Pronto! Já sabia o que significava aquela inscrição até então misteriosa. Então, essas kokeshi eram de um navio da OSK LINE que fez a travessia Japão-Brasil.


Procurei, então, por objetos com a marcação OSK LINE na internet, mas só encontrei, no Google, com a marcação MITSUI OSK LINES ou MOL (ou seja, pós-1964, data da incorporação da empresa e da mudança de nome).



Apesar disso, tinha em minhas mãos a prova material de que essa prática existia mesmo quando a empresa era a OSK LINE. E de QUANDO seriam essas bonecas? Era a nova pergunta...
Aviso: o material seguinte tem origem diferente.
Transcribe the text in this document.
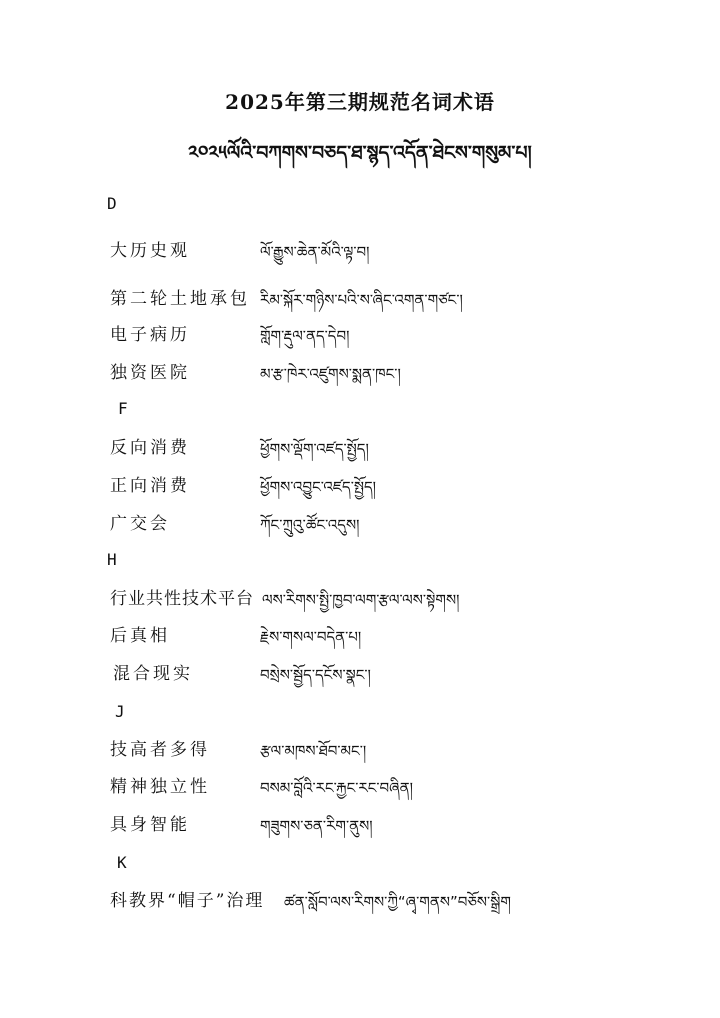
2025年第三期规范名词术语
༢༠༢༥ལོའི་བཀགས་བཅད་ཐ་སྙད་འདོན་ཐེངས་གསུམ་པ།
D
大历史观	ལོ་རྒྱུས་ཆེན་མོའི་ལྟ་བ།
第二轮土地承包 རིམ་སྐོར་གཉིས་པའི་ས་ཞིང་འགན་གཙང་།
电子病历	གློག་རྡུལ་ནད་དེབ།
独资医院	མ་རྩ་ཁེར་འཛུགས་སྨན་ཁང་།
F
反向消费	ཕྱོགས་ལྡོག་འཛད་སྤྱོད།
正向消费	ཕྱོགས་འབྱུང་འཛད་སྤྱོད།
广交会	ཀོང་ཀྲུའུ་ཚོང་འདུས།
H
行业共性技术平台 ལས་རིགས་སྤྱི་ཁྱབ་ལག་རྩལ་ལས་སྟེགས།
后真相	རྗེས་གསལ་བདེན་པ།
混合现实	བསྲེས་སྦྱོད་དངོས་སྣང་།
J
技高者多得	རྩལ་མཁས་ཐོབ་མང་།
精神独立性	བསམ་བློའི་རང་རྐྱང་རང་བཞིན།
具身智能	གཟུགས་ཅན་རིག་ནུས།
K
科教界“帽子”治理 ཚན་སློབ་ལས་རིགས་ཀྱི“ཞྭ་གནས”བཅོས་སྒྲིག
Algumas horas de pesquisa depois, descobri que a prática de distribuir bonecos kokeshi como souvenirs era relativamente comum nas décadas de 1950/60 entre as companhias aéreas japonesas ou entre as empresas internacionais que voavam para o Japão.




A Northwest Orient Airlines, por exemplo, distribuía vários tipos de kokeshi para seus passageiros, exatamente nesse estilo, e a PAN AM também fazia uso da prática, assim como a Japan Airlines (JAL). Uma prática que provavelmente passou a ser adotada também por outras companhias, não só aéreas, mas também no transporte marítimo de passageiros.


Além disso, esse estilo de kokeshi, chamado “donko kokeshi”, foi uma inovação do pós-guerra ou mesmo de um pouco antes da própria guerra, segundo alguns autores de livros sobre o tema. Elas foram bastante populares entre as décadas de 1950 e 1970, em especial nos anos 1960.


A datação das nossas peças ficaria, então, entre 1945 e 1964 - do pós-guerra à incorporação da OSK LINE. Pronto, agora sabia o período aproximado e de onde vieram essas kokeshi.


Agora restava a última e derradeira pergunta. QUEM fez essa travessia? A quem pertenceu esses bonecos?

Olhando para a imigração do lado da minha mãe, as datas não batem. A imigração deles é mais antiga, de 1933. A única data que bate é se eu olhar para o lado paterno. O meu pai fez a travessia em um dos últimos barcos da Imigração, em 1960, no AFURIKA MARU. Teria sido dele esse par de kokeshi? Faria sentido pela data e pela afeição dele ao artesanato japonês. E porque estava na mala com os pertences dos meus bisavós? Será que papai deu para eles em algum momento? Não tenho como saber. Hoje, a memória do pai já não alcança tão longe. Olho para o par de kokeshi e me pergunto: "ahhh... se elas pudessem falar..." e sorrio, ao me dar conta de que, na verdade, elas podem.


Por causa delas, passei longas horas pesquisando e imaginando os navios de imigração, os souvenirs desses meios de transporte, estudando os estilos de kokeshi por épocas e, por fim, relembrando as datas das imigrações dos meus pais.


Esse par de kokeshi é a ligação material à toda uma miríade imaterial de histórias e memórias- esquecidas e relembradas. Afinal, como um par de bonecos de madeira pode me conectar à história da imigração japonesa no Brasil? E, por isso mesmo, à história da minha própria família?


Quem sabe quais são as histórias que nossos antepassados podem nos contar? Por que não tirar um tempinho para ouvir e pesquisar esses tesouros escondidos?


Essa história, e toda a busca, para mim, foi mais um presente da minha mãe.


Feliz Dia da Imigração Japonesa! Feliz dia de louvar nossos antepassados!